After graduating from high school in 1947, Rollins began
performing professionally; he made his first recordings in early 1949 as a
sideman with the bebop singer Babs Gonzales (J. J. Johnson was the arranger of
the group). Within the next few months, he began to make a name for himself,
recording with Johnson and appearing under the leadership of pianist Bud Powell
on a seminal "hard bop" session.
In early 1950, Rollins was arrested for armed robbery and
spent ten months in Rikers Island jail before being released on parole; in
1952, he was re-arrested for violating the terms of his parole by using heroin.
Between 1951 and 1953, he recorded with Miles Davis, the Modern Jazz Quartet,
Charlie Parker, and Thelonious Monk.
In 1955, Rollins entered the Federal Medical Center,
Lexington, at the time the only assistance in the U.S. for drug addicts.
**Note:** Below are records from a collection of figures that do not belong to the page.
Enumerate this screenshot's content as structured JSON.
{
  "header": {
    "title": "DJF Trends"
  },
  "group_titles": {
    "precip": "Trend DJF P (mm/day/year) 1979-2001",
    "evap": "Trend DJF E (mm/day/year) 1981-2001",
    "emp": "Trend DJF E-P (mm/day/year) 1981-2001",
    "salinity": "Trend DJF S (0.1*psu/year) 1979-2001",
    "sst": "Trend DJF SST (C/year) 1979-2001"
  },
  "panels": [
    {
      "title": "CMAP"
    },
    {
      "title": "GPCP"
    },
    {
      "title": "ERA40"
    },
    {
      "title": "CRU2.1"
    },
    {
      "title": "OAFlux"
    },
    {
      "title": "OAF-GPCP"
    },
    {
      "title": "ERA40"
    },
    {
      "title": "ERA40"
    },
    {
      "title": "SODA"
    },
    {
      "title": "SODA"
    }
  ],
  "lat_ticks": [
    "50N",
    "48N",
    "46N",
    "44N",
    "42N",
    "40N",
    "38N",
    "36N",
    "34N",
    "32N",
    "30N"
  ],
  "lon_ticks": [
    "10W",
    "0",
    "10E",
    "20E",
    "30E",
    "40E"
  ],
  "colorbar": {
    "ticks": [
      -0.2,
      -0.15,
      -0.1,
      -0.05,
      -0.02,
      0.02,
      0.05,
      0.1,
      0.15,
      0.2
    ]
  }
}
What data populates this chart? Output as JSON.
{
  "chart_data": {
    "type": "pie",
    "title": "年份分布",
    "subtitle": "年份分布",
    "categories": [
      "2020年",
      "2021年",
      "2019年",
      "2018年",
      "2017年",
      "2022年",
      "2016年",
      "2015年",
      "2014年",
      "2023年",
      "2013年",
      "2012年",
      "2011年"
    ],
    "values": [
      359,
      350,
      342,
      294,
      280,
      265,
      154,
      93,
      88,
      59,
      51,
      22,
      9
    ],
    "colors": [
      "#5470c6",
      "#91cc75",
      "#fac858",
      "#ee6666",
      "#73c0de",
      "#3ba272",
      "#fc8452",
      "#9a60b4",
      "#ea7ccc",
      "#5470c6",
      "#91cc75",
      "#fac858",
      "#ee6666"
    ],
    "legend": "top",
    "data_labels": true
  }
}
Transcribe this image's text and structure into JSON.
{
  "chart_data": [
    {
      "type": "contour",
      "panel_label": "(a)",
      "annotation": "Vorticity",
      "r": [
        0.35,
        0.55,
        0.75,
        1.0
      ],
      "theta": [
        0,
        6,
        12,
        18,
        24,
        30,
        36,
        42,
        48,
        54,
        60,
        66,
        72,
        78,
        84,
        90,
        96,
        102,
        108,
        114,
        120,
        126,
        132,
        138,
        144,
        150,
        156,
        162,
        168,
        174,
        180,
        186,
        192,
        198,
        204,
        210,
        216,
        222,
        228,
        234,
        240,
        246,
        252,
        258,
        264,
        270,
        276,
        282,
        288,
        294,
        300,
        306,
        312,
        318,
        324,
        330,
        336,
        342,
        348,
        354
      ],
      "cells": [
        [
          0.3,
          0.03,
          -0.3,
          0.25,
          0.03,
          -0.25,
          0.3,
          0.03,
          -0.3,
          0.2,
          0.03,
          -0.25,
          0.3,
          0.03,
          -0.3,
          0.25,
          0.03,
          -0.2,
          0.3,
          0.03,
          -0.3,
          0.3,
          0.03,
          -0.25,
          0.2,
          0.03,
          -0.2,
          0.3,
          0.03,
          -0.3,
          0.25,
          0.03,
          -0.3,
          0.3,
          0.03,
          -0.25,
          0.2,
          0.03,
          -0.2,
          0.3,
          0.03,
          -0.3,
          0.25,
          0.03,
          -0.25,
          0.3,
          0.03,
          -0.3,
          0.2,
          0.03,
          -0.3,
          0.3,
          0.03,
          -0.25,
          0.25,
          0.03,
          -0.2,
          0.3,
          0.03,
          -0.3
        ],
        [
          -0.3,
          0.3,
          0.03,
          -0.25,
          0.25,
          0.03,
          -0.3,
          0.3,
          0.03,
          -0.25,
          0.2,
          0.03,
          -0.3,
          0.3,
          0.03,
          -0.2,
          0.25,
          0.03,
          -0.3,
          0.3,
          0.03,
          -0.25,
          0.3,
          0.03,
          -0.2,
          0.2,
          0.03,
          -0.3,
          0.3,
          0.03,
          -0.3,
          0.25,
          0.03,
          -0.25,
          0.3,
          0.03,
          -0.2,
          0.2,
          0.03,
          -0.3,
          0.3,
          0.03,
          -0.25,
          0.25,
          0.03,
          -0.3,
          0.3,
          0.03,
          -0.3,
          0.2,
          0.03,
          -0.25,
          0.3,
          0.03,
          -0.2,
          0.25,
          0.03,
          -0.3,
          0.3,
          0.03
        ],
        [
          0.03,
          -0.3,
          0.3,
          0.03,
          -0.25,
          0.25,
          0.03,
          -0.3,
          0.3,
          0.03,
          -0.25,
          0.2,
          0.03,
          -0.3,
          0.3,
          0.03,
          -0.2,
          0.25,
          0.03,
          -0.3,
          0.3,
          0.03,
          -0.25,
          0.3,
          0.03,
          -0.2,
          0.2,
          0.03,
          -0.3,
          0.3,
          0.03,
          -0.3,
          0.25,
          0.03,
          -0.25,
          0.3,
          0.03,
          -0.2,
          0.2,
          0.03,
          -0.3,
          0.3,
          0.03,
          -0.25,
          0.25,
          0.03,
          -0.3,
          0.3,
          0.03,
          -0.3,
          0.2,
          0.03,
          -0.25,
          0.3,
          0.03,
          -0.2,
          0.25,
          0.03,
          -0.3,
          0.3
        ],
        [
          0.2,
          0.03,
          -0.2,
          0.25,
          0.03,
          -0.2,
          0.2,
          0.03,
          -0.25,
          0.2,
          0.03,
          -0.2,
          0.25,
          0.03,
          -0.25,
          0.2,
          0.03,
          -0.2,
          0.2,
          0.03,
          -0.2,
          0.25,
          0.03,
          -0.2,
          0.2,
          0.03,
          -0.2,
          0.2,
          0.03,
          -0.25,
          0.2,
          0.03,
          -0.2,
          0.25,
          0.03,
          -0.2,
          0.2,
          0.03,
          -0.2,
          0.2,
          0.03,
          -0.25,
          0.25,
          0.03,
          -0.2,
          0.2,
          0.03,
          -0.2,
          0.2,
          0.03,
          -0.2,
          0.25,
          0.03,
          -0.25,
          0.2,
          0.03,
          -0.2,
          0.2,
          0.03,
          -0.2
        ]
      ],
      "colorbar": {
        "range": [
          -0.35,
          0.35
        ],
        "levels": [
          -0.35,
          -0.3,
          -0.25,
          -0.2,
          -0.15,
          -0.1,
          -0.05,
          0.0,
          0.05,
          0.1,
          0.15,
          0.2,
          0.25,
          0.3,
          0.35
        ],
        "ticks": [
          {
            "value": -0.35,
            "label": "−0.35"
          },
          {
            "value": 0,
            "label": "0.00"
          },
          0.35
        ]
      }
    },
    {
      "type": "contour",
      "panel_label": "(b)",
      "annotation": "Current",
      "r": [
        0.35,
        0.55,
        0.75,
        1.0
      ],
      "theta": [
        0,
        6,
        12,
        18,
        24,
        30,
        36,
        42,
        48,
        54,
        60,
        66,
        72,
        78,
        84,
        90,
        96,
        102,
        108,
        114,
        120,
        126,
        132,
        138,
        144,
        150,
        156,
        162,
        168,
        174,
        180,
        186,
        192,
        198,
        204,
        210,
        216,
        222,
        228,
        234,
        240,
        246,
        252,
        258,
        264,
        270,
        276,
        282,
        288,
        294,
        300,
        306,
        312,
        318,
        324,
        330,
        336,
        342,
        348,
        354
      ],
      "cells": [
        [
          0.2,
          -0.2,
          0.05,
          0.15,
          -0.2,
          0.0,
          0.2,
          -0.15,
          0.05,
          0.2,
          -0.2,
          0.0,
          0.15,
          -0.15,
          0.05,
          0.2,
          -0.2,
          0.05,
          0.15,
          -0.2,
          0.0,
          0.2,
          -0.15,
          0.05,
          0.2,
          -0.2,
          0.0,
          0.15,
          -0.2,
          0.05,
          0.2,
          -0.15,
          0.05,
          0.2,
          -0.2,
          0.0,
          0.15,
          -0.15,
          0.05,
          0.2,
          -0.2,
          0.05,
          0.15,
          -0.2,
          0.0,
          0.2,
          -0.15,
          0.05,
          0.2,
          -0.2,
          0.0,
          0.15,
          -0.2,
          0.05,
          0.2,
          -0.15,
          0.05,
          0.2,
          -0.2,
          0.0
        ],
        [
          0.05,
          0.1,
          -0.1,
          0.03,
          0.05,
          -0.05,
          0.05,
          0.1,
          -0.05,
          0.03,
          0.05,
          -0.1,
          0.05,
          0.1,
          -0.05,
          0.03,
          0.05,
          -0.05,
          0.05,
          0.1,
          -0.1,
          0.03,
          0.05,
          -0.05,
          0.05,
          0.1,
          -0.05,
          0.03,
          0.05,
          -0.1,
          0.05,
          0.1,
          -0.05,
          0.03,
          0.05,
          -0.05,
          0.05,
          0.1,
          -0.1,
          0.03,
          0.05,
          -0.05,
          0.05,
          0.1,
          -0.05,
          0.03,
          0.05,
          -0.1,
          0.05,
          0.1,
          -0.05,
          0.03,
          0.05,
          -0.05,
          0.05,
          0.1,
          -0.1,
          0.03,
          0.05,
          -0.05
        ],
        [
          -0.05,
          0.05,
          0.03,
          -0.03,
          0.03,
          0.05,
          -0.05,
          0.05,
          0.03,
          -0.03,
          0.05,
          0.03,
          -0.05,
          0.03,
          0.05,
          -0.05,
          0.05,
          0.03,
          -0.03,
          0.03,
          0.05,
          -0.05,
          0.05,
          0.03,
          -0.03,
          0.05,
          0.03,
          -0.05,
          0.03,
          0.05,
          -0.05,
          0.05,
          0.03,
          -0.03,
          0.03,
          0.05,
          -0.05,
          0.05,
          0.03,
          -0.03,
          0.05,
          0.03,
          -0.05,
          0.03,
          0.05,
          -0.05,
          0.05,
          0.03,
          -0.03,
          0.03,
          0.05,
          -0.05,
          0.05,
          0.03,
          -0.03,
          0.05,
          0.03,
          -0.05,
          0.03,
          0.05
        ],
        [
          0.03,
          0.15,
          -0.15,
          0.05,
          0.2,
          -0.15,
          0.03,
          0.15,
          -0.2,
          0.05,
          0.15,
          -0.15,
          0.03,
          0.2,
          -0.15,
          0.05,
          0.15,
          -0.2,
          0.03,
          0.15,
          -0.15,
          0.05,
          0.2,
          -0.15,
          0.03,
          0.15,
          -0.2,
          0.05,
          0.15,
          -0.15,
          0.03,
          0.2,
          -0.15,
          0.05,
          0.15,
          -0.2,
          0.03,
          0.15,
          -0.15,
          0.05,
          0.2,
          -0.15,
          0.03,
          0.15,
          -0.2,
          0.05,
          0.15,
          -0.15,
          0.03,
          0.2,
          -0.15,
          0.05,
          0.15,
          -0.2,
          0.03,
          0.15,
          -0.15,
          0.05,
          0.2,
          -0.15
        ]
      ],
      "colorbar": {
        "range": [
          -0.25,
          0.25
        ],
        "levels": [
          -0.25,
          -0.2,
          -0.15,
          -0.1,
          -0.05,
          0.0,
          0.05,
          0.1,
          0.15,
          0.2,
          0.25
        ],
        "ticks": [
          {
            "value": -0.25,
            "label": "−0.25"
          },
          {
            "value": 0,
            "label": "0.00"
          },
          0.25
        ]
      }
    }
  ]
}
While
there, he volunteered for then-experimental methadone therapy and was able to
break his heroin habit. Rollins initially feared sobriety would impair his
musicianship, but then went on to greater success.
In 2013, Rollins moved to Woodstock, New York. That
spring, he made a guest television appearance on The Simpsons and received
an honorary Doctor of Music degree from the Juilliard School in New York
City.
In October 2015, he received the Jazz Foundation of
America's lifetime achievement award.
Rollins has not performed in public since 2012.